Eric: Well, I know you said you guys are already working but we have this very exciting opportunity we would like to share with you.
Me: I'm sorry?
Eric: Like I said the other day, my wife and I have our own business and we are looking for business partners who are interested in turning a small investment into a huge return. Anthony, many investors have seen as much as a 150% return on their initial investment. That could mean hundreds of dollars of residual income for you and your family. Does this sound like something you and your wife would be interested in?
Me: Um...yeah I guess?
Eric: Well Anthony, I want to get you involved as soon as possible so you and your wife don't miss this opportunity. When can we meet and talk?
Me: Um...let me talk to my wife and I'll call you back later this week.
Eric: Sounds good Anthony, how about you call me on Thursday or Friday?
Me: Yeah, sure.

So was I justified to believe that strangers don't approach other strangers for the rare possibility of making a new friend? Honestly, I was so bummed that our "chance" meeting was nothing more than a well executed sales canvass that the cynic in me returned. I allowed the beast to roam free in my mind and I instantly was turned off by the whole encounter. My wife and I don't have a lot of close friends and looked forward to the opportunity to make new neutral couple friends.

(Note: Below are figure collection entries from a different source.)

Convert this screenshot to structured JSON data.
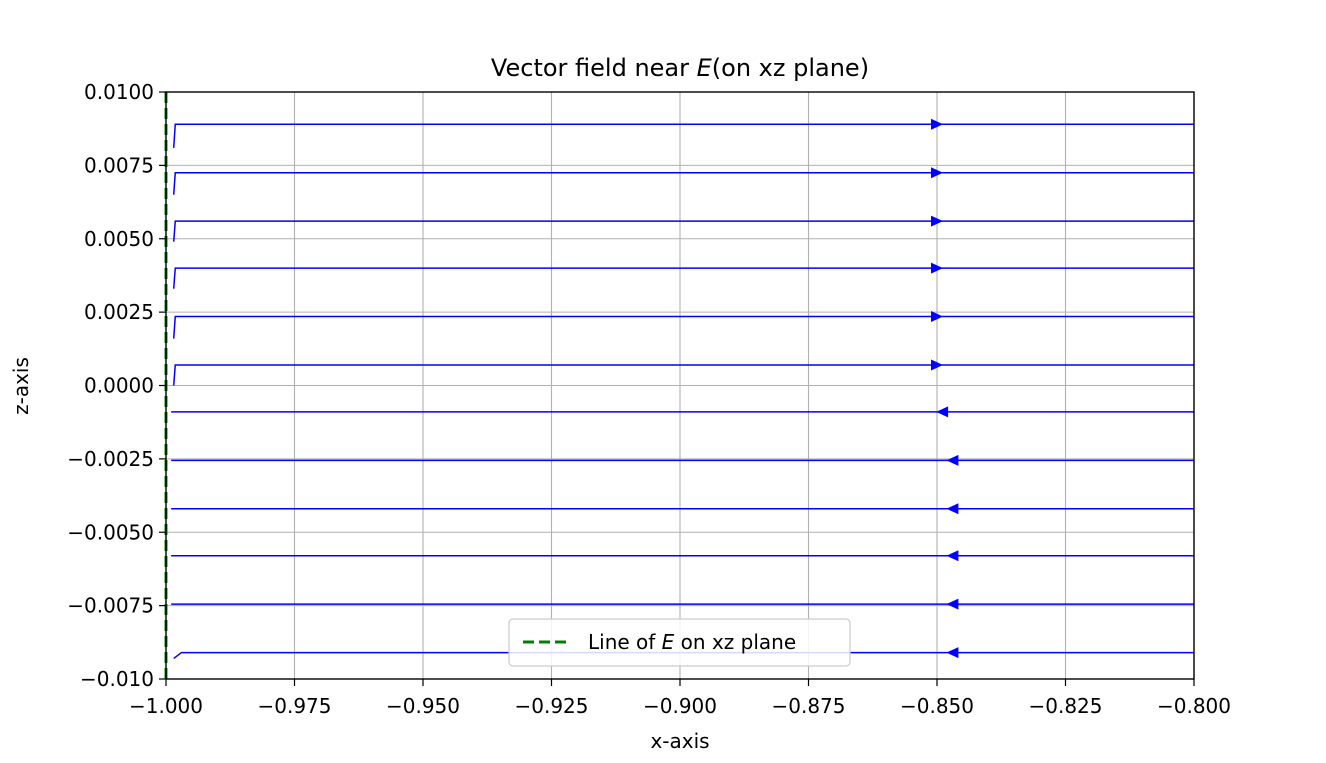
{
  "chart_data": {
    "type": "streamplot",
    "title_prefix": "Vector field near ",
    "title_symbol": "E",
    "title_suffix": "(on xz plane)",
    "xlabel": "x-axis",
    "ylabel": "z-axis",
    "xlim": [
      -1.0,
      -0.8
    ],
    "ylim": [
      -0.01,
      0.01
    ],
    "grid": true,
    "x_ticks": [
      -1.0,
      -0.975,
      -0.95,
      -0.925,
      -0.9,
      -0.875,
      -0.85,
      -0.825,
      -0.8
    ],
    "x_tick_labels": [
      "−1.000",
      "−0.975",
      "−0.950",
      "−0.925",
      "−0.900",
      "−0.875",
      "−0.850",
      "−0.825",
      "−0.800"
    ],
    "y_ticks": [
      -0.01,
      -0.0075,
      -0.005,
      -0.0025,
      0.0,
      0.0025,
      0.005,
      0.0075,
      0.01
    ],
    "y_tick_labels": [
      "−0.010",
      "−0.0075",
      "−0.0050",
      "−0.0025",
      "0.0000",
      "0.0025",
      "0.0050",
      "0.0075",
      "0.0100"
    ],
    "streamlines": [
      {
        "z": 0.0089,
        "z_start": 0.0081,
        "x_start": -0.9985,
        "x_bend": -0.9982,
        "x_arrow": -0.85,
        "direction": "right"
      },
      {
        "z": 0.00725,
        "z_start": 0.0065,
        "x_start": -0.9985,
        "x_bend": -0.9982,
        "x_arrow": -0.85,
        "direction": "right"
      },
      {
        "z": 0.0056,
        "z_start": 0.0049,
        "x_start": -0.9985,
        "x_bend": -0.9982,
        "x_arrow": -0.85,
        "direction": "right"
      },
      {
        "z": 0.004,
        "z_start": 0.0033,
        "x_start": -0.9985,
        "x_bend": -0.9982,
        "x_arrow": -0.85,
        "direction": "right"
      },
      {
        "z": 0.00235,
        "z_start": 0.0016,
        "x_start": -0.9985,
        "x_bend": -0.9982,
        "x_arrow": -0.85,
        "direction": "right"
      },
      {
        "z": 0.0007,
        "z_start": 0.0,
        "x_start": -0.9985,
        "x_bend": -0.9982,
        "x_arrow": -0.85,
        "direction": "right"
      },
      {
        "z": -0.0009,
        "z_start": -0.0009,
        "x_start": -0.999,
        "x_bend": -0.999,
        "x_arrow": -0.849,
        "direction": "left"
      },
      {
        "z": -0.00255,
        "z_start": -0.00255,
        "x_start": -0.999,
        "x_bend": -0.999,
        "x_arrow": -0.847,
        "direction": "left"
      },
      {
        "z": -0.0042,
        "z_start": -0.0042,
        "x_start": -0.999,
        "x_bend": -0.999,
        "x_arrow": -0.847,
        "direction": "left"
      },
      {
        "z": -0.0058,
        "z_start": -0.0058,
        "x_start": -0.999,
        "x_bend": -0.999,
        "x_arrow": -0.847,
        "direction": "left"
      },
      {
        "z": -0.00745,
        "z_start": -0.00745,
        "x_start": -0.999,
        "x_bend": -0.999,
        "x_arrow": -0.847,
        "direction": "left"
      },
      {
        "z": -0.0091,
        "z_start": -0.0093,
        "x_start": -0.9985,
        "x_bend": -0.997,
        "x_arrow": -0.847,
        "direction": "left"
      }
    ],
    "e_line": {
      "x": -1.0,
      "color": "#008000",
      "style": "dashed"
    },
    "stream_color": "#0000ff",
    "grid_color": "#b0b0b0",
    "legend": {
      "placement": "lower-center",
      "label_prefix": "Line of ",
      "label_symbol": "E",
      "label_suffix": " on xz plane"
    }
  }
}
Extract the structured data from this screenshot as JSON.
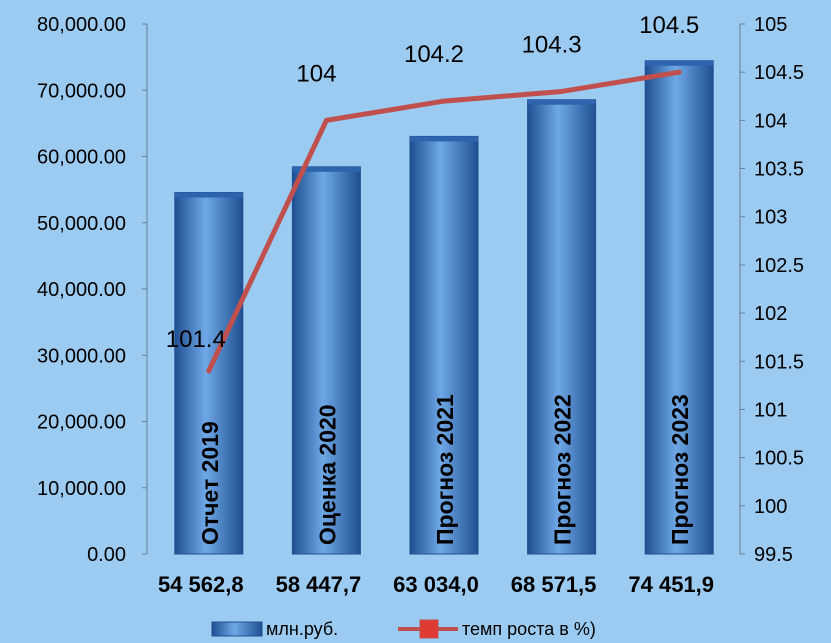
{
  "chart_data": {
    "type": "bar",
    "categories": [
      "Отчет 2019",
      "Оценка 2020",
      "Прогноз 2021",
      "Прогноз 2022",
      "Прогноз 2023"
    ],
    "value_labels": [
      "54 562,8",
      "58 447,7",
      "63 034,0",
      "68 571,5",
      "74 451,9"
    ],
    "series": [
      {
        "name": "млн.руб.",
        "type": "bar",
        "axis": "left",
        "values": [
          54562.8,
          58447.7,
          63034.0,
          68571.5,
          74451.9
        ]
      },
      {
        "name": "темп роста в %)",
        "type": "line",
        "axis": "right",
        "values": [
          101.4,
          104,
          104.2,
          104.3,
          104.5
        ],
        "labels": [
          "101.4",
          "104",
          "104.2",
          "104.3",
          "104.5"
        ]
      }
    ],
    "y_left": {
      "min": 0,
      "max": 80000,
      "step": 10000,
      "ticks": [
        "0.00",
        "10,000.00",
        "20,000.00",
        "30,000.00",
        "40,000.00",
        "50,000.00",
        "60,000.00",
        "70,000.00",
        "80,000.00"
      ]
    },
    "y_right": {
      "min": 99.5,
      "max": 105,
      "step": 0.5,
      "ticks": [
        "99.5",
        "100",
        "100.5",
        "101",
        "101.5",
        "102",
        "102.5",
        "103",
        "103.5",
        "104",
        "104.5",
        "105"
      ]
    },
    "colors": {
      "bar_light": "#6fa8e6",
      "bar_dark": "#1f4f92",
      "bar_top": "#2e64ad",
      "line": "#c0504d"
    },
    "legend": {
      "position": "bottom"
    }
  }
}
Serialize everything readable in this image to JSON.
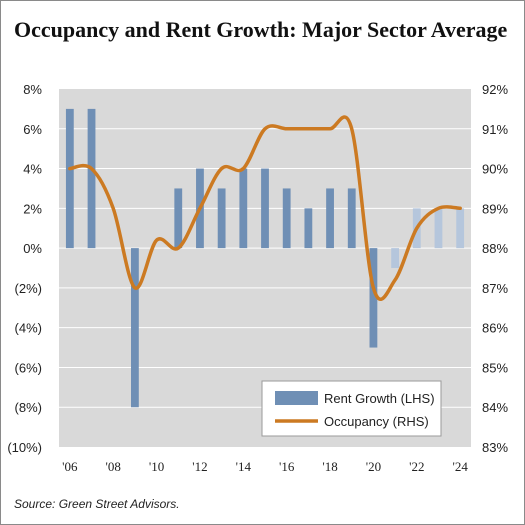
{
  "chart_data": {
    "type": "bar-line-combo",
    "title": "Occupancy and Rent Growth: Major Sector Average",
    "source": "Source: Green Street Advisors.",
    "colors": {
      "plot_background": "#d9d9d9",
      "bar": "#6f8fb5",
      "bar_forecast": "#b5c6dc",
      "line": "#cc7a22",
      "gridline": "#ffffff"
    },
    "grid": true,
    "legend_position": "bottom-right",
    "x": [
      2006,
      2007,
      2008,
      2009,
      2010,
      2011,
      2012,
      2013,
      2014,
      2015,
      2016,
      2017,
      2018,
      2019,
      2020,
      2021,
      2022,
      2023,
      2024
    ],
    "x_tick_labels": [
      "'06",
      "'08",
      "'10",
      "'12",
      "'14",
      "'16",
      "'18",
      "'20",
      "'22",
      "'24"
    ],
    "left_axis": {
      "range": [
        -10,
        8
      ],
      "tick_labels": [
        "8%",
        "6%",
        "4%",
        "2%",
        "0%",
        "(2%)",
        "(4%)",
        "(6%)",
        "(8%)",
        "(10%)"
      ]
    },
    "right_axis": {
      "range": [
        83,
        92
      ],
      "tick_labels": [
        "92%",
        "91%",
        "90%",
        "89%",
        "88%",
        "87%",
        "86%",
        "85%",
        "84%",
        "83%"
      ]
    },
    "series": [
      {
        "name": "Rent Growth (LHS)",
        "type": "bar",
        "axis": "left",
        "values": [
          7,
          7,
          null,
          -8,
          null,
          3,
          4,
          3,
          4,
          4,
          3,
          2,
          3,
          3,
          -5,
          -1,
          2,
          2,
          2
        ],
        "forecast_from": 2021
      },
      {
        "name": "Occupancy (RHS)",
        "type": "line",
        "axis": "right",
        "values": [
          90.0,
          90.0,
          89.0,
          87.0,
          88.2,
          88.0,
          89.0,
          90.0,
          90.0,
          91.0,
          91.0,
          91.0,
          91.0,
          91.0,
          87.0,
          87.2,
          88.5,
          89.0,
          89.0
        ]
      }
    ]
  }
}
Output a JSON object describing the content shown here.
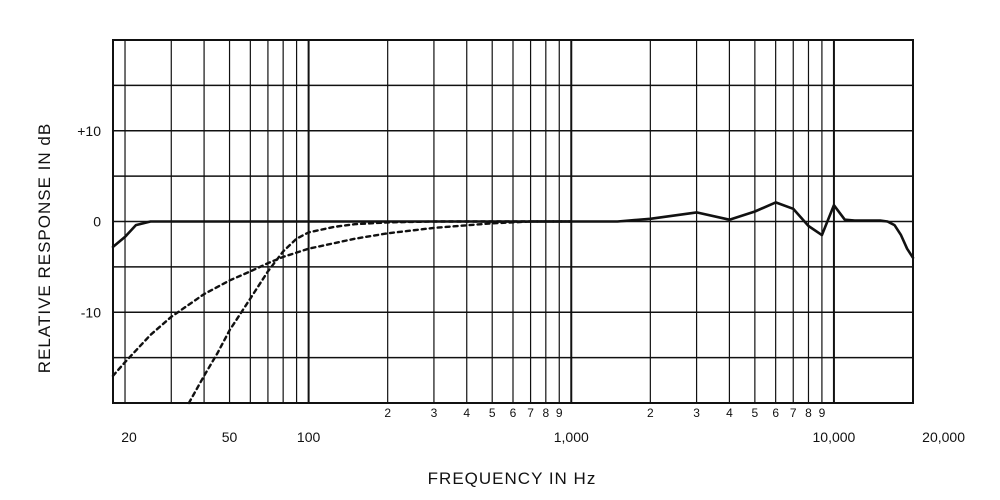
{
  "chart_data": {
    "type": "line",
    "xlabel": "FREQUENCY IN Hz",
    "ylabel": "RELATIVE RESPONSE IN dB",
    "x_scale": "log",
    "xlim": [
      18,
      20000
    ],
    "ylim": [
      -20,
      20
    ],
    "grid": true,
    "legend": "none",
    "y_tick_labels": [
      {
        "value": 10,
        "label": "+10"
      },
      {
        "value": 0,
        "label": "0"
      },
      {
        "value": -10,
        "label": "-10"
      }
    ],
    "x_major_labels": [
      {
        "value": 20,
        "label": "20"
      },
      {
        "value": 50,
        "label": "50"
      },
      {
        "value": 100,
        "label": "100"
      },
      {
        "value": 1000,
        "label": "1,000"
      },
      {
        "value": 10000,
        "label": "10,000"
      },
      {
        "value": 20000,
        "label": "20,000"
      }
    ],
    "x_minor_labels": [
      {
        "value": 200,
        "label": "2"
      },
      {
        "value": 300,
        "label": "3"
      },
      {
        "value": 400,
        "label": "4"
      },
      {
        "value": 500,
        "label": "5"
      },
      {
        "value": 600,
        "label": "6"
      },
      {
        "value": 700,
        "label": "7"
      },
      {
        "value": 800,
        "label": "8"
      },
      {
        "value": 900,
        "label": "9"
      },
      {
        "value": 2000,
        "label": "2"
      },
      {
        "value": 3000,
        "label": "3"
      },
      {
        "value": 4000,
        "label": "4"
      },
      {
        "value": 5000,
        "label": "5"
      },
      {
        "value": 6000,
        "label": "6"
      },
      {
        "value": 7000,
        "label": "7"
      },
      {
        "value": 8000,
        "label": "8"
      },
      {
        "value": 9000,
        "label": "9"
      }
    ],
    "series": [
      {
        "style": "solid",
        "x": [
          18,
          20,
          22,
          25,
          30,
          50,
          100,
          1000,
          1500,
          2000,
          3000,
          4000,
          5000,
          6000,
          7000,
          8000,
          9000,
          10000,
          11000,
          12000,
          13000,
          14000,
          15000,
          16000,
          17000,
          18000,
          19000,
          20000
        ],
        "y": [
          -2.8,
          -1.7,
          -0.4,
          0,
          0,
          0,
          0,
          0,
          0,
          0.3,
          1.0,
          0.2,
          1.1,
          2.1,
          1.4,
          -0.5,
          -1.5,
          1.8,
          0.2,
          0.1,
          0.1,
          0.1,
          0.1,
          0,
          -0.4,
          -1.5,
          -3.0,
          -4.0
        ]
      },
      {
        "style": "dashed",
        "x": [
          35,
          40,
          45,
          50,
          60,
          70,
          80,
          90,
          100,
          125,
          150,
          200,
          300,
          500,
          1000
        ],
        "y": [
          -20,
          -17,
          -14.5,
          -12,
          -8.5,
          -5.5,
          -3.3,
          -1.9,
          -1.2,
          -0.6,
          -0.3,
          -0.1,
          0,
          0,
          0
        ]
      },
      {
        "style": "dashed",
        "x": [
          18,
          20,
          25,
          30,
          40,
          50,
          60,
          70,
          80,
          100,
          150,
          200,
          300,
          500,
          700,
          1000
        ],
        "y": [
          -17,
          -15.5,
          -12.5,
          -10.5,
          -8,
          -6.5,
          -5.5,
          -4.6,
          -3.9,
          -3.0,
          -1.9,
          -1.3,
          -0.7,
          -0.2,
          0,
          0
        ]
      }
    ]
  }
}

Ever the optimist I want to believe that my loss of faith in the genuine nature of people is temporary and completely unjustified. I want to believe that Eric and his wife are a fluke and the world is filled with people who want nothing more than to get to know new people. Of course, as most pots that point out the color of neighboring kettles, I have yet to approach an interesting looking person and introduce myself.

My wife mentioned the other day that we could use a new coffee table so maybe we'll try again at finding ourselves some Ikea friends.